On the nature and charge state of the X-Defect, a radiation-induced Silicon defect with field-enhanced charge carrier emission

Abstract

The elusive X-Defect, a defect found in low-resistivity p-type Silicon after irradiation, observed as a low-temperature shoulder of the BiOi defect (Boron-interstitial-Oxygen-interstitial complex) in Thermally Stimulated Current (TSC) measurements, was investigated to determine its properties, matching them with those of a previously identified defect. Through a combination of TSC, Deep-Level Transient Spectroscopy (DLTS), Difference-DLTS (DDLTS), numerical simulations of field-enhanced charge carrier emissions in TSC measurements and a comparison to literature, the X-Defect was identified as the singly positively charged Silicon di-vacancy V2(+/0). This assignment is supported by an agreement in activation energy, capture cross-section, trap type and charge emission process, as well as simulations comparing the effects of phonon-assisted tunnelling (PAT) and Poole-Frenkel (PF) mechanisms on TSC spectra.
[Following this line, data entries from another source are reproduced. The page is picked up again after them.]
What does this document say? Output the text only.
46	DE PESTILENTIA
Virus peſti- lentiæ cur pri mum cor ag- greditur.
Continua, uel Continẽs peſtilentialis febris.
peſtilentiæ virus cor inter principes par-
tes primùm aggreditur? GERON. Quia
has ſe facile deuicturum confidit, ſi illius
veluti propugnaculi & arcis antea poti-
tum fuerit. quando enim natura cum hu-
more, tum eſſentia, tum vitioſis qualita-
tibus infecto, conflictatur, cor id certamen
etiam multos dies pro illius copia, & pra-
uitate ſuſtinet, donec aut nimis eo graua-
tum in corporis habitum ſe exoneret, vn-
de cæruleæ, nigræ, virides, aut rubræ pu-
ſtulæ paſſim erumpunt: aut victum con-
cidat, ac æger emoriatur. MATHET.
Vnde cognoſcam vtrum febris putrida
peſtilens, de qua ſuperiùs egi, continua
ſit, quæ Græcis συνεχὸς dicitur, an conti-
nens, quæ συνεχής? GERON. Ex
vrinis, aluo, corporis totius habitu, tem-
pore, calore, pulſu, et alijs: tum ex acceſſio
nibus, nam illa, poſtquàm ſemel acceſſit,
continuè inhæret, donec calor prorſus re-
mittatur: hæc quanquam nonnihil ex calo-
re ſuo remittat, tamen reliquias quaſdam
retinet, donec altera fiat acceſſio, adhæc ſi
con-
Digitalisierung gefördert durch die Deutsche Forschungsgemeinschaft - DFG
DDTLS measurements revealed a quadratic dependence of the activation energy on the electric field strength, confirming PAT as the prevailing mechanism over PF in the case of the radiation-induced X-Defect. Assigning the X-Defect to an electrically neutral defect in the space charge region resolves previous contradictions regarding its deficiency in impacting on the effective doping concentration.